Exercise 7.1.1 in Textbook by Durret. I try to find $P(B(s)>0, B(t)>0)$, where $B(s)$ is Brownian motion, $s<t$. But how to write the probability in terms of $B(s)$ and $B(t)-B(s)$? If it works, I have got
$$P(B(s)>0, B(t)-B(s)>0)=P(B(s)>0)P(B(t)-B(s)>0)$$ $$=\int_{0}^{\infty}\frac{1}{\sqrt{2\pi s}}\exp\Big(-\frac{x^2}{2s}\Big)\int_{0}^{\infty}\frac{1}{\sqrt{2\pi (t-s)}}\exp\Big(-\frac{x^2}{2(t-s)}\Big).$$
On
The formulation is correct, it thus remains to compute the integral. Let $P$ be the desired probability, write $\Phi(\cdot)$ and $\phi(\cdot)$ for the standard Gaussian c.d.f. and p.d.f., note that
$$ P =\int_0^{\infty} \Phi\left(\frac{a}{\sqrt{t-s}}\right) \phi\left(\frac{a}{\sqrt{s}}\right)\mathrm{d} \frac{a}{\sqrt{s}} =\int_0^{\infty}\Phi(ba)\phi(a)\mathrm{d} a $$ with $$ b := \sqrt{\frac{s}{t-s}}. $$
Denote by $I(b)$ the above integral, we have $$ I(0) = \frac{1}{4}, \quad \partial_b I(b)= \int_0^{\infty} a\phi(ba)\phi(a)\mathrm{d} a =\frac{1}{2\pi\sqrt{1+b^2}} \int_0^{\infty} a\mathrm{e}^{-\frac{1+b^2}{2} a^2} \mathrm{d} a =\frac{1}{2\pi} \frac{1}{1+b^2}, $$ where the differentiation inside the integral side is ensured by the Leibniz rule. Integrating back, we have $$ I(b) = I(0) + \frac{1}{2\pi} \int_0^b \frac{\mathrm{d} c}{ 1+c^2} = \frac{1}{4} + \frac{1}{2\pi} \tan^{-1}(b). $$ Finally, since $\tan^{-1}(\sqrt{s/(t-s)}) = \sin^{-1}(\sqrt{s/t})$, we have $$ P = I(b) = \frac{1}{4} + \frac{1}{2\pi} \sin^{-1}\left(\sqrt{\frac{s}{t}}\right). $$
Note that always do we have $$ \frac{1}{4} \le P \le \frac{1}{2}, $$ and as $s \uparrow t$, $P \to 1/2$.

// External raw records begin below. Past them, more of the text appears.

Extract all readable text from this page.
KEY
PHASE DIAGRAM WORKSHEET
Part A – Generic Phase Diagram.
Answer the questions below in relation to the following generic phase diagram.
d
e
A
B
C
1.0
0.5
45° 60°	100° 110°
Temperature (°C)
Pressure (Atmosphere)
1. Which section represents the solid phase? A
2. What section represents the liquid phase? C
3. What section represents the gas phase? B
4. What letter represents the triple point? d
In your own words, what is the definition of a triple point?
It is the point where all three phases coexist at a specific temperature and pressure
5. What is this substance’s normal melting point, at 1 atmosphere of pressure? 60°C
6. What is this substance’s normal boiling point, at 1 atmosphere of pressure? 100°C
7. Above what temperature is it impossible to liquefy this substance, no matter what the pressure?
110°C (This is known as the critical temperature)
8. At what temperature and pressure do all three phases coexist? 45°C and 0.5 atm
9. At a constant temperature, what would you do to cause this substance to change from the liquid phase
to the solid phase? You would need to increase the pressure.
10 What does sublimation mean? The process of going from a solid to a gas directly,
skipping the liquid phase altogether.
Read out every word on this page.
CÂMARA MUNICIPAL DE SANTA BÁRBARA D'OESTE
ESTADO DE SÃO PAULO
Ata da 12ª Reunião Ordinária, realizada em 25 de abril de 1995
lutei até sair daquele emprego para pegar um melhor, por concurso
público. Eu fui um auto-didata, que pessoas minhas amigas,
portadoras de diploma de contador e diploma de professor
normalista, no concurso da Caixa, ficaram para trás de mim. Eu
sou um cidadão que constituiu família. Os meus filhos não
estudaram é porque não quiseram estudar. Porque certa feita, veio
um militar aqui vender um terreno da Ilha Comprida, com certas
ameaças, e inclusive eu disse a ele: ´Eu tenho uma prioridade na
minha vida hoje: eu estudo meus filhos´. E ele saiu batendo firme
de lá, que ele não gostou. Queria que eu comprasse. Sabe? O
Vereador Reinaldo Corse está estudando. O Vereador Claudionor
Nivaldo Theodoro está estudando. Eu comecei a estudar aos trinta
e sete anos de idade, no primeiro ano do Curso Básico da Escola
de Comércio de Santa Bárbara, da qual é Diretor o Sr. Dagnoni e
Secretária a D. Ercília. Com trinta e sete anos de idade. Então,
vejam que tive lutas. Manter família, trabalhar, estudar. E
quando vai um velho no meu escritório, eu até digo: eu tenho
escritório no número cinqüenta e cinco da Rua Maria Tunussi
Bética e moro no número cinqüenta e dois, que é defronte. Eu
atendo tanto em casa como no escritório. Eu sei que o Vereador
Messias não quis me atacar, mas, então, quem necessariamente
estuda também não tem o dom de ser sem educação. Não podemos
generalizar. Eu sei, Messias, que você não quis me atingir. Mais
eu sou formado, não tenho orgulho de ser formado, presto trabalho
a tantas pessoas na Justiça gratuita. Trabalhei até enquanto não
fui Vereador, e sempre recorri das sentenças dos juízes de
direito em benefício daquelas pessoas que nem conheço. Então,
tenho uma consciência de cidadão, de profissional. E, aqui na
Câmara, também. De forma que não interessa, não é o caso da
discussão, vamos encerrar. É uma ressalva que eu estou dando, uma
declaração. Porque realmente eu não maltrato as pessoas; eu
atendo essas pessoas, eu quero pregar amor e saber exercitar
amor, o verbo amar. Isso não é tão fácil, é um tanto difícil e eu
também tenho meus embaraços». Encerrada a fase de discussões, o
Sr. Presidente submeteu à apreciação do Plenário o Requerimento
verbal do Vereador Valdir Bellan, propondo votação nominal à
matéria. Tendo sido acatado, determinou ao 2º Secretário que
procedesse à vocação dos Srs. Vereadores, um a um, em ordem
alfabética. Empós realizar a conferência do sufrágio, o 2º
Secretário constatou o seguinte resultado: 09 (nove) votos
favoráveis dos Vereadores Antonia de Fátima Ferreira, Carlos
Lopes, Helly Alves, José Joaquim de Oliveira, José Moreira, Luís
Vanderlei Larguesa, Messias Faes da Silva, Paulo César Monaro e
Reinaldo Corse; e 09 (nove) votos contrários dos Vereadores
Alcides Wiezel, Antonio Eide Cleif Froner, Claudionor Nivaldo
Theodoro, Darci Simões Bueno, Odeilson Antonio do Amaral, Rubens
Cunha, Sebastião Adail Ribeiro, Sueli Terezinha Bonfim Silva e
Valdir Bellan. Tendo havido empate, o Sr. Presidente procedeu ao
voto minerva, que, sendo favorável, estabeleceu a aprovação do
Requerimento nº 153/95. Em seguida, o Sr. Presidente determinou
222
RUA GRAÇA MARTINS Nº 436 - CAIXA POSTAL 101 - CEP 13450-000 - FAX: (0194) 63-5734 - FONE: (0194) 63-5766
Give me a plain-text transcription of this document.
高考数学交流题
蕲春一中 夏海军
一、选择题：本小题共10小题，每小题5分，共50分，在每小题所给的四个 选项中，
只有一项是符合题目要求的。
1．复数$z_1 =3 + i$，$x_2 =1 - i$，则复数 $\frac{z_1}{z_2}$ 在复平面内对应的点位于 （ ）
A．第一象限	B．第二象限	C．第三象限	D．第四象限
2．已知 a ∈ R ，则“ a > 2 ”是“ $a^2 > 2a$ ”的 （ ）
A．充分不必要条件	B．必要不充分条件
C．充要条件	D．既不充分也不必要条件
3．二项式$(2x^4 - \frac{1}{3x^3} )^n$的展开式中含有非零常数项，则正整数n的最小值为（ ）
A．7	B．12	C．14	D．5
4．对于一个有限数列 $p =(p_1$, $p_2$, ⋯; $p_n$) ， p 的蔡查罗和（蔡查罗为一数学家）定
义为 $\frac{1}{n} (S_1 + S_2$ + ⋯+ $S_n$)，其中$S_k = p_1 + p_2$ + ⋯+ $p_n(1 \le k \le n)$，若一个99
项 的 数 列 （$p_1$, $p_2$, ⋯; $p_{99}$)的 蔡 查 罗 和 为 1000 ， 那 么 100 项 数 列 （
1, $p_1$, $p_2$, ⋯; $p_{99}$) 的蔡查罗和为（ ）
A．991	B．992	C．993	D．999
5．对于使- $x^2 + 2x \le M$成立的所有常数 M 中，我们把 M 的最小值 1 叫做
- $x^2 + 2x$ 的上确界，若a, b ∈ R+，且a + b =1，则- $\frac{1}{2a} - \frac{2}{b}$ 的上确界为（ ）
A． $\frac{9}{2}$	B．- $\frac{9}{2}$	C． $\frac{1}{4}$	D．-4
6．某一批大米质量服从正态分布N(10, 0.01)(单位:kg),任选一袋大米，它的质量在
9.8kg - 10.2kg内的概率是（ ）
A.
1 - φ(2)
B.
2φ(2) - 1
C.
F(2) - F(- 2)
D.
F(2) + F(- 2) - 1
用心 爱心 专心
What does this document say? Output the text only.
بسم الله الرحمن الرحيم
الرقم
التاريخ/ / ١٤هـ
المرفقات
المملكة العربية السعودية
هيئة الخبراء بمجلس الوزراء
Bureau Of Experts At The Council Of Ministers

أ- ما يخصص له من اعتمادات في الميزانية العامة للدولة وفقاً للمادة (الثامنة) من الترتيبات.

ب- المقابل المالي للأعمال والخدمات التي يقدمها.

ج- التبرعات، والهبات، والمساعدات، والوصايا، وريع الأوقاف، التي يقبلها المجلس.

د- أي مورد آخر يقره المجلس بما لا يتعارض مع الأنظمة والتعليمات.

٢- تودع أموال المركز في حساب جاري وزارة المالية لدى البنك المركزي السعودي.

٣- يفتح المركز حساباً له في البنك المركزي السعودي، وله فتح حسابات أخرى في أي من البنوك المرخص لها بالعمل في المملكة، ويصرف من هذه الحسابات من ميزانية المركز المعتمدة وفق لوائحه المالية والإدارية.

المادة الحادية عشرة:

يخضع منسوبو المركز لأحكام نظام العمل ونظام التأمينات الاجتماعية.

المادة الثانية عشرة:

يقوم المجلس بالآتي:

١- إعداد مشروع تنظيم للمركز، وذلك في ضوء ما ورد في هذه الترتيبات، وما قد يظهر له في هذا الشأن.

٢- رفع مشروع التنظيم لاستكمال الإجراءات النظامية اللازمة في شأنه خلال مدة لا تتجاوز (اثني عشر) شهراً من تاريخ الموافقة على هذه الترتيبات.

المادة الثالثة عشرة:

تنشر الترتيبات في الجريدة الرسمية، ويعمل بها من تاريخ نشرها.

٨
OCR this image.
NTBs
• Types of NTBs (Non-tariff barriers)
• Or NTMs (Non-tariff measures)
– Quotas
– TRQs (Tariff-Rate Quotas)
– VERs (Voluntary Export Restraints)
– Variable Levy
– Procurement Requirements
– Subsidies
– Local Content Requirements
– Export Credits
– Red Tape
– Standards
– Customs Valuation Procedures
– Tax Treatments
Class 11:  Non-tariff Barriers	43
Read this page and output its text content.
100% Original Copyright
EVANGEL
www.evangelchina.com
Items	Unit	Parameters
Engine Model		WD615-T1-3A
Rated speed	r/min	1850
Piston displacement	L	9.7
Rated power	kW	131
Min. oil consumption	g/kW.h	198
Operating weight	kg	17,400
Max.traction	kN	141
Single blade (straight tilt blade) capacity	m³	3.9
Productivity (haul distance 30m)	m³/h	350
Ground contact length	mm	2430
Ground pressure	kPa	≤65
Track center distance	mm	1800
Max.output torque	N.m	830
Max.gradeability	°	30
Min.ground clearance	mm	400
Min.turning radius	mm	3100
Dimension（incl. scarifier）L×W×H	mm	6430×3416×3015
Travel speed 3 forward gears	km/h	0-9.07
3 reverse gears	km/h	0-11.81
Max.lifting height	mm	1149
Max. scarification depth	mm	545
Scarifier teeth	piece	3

The idea of taking derivative wrt the parameter was inspired by @Davide Giraudo's answer to integrating products of Gaussian c.d.f. and p.d.f.
EDIT (Apr 27, 2020) Fixed an error in $\partial_b I(b)$ and updated the answer.
Let $X=B(s),Y=B(t)-B(s)$. You have to find $P\{X>0,X+Y>0\}$. Integrate the joint density over $\{(x,y):x>0,x+y>0\}$. Split it onto two parts: one with $y>0$ and the other with $y<0$. When $y>0$ the only condition is $x>0$ so the integral is over $(0,\infty) \times(0,\infty )$. When $y<0$ we have the condition $x>-y$ so integrate with respect to $x$ from $-y$ to $\infty$ and then with respect to $y$ from $-\infty $ to 0.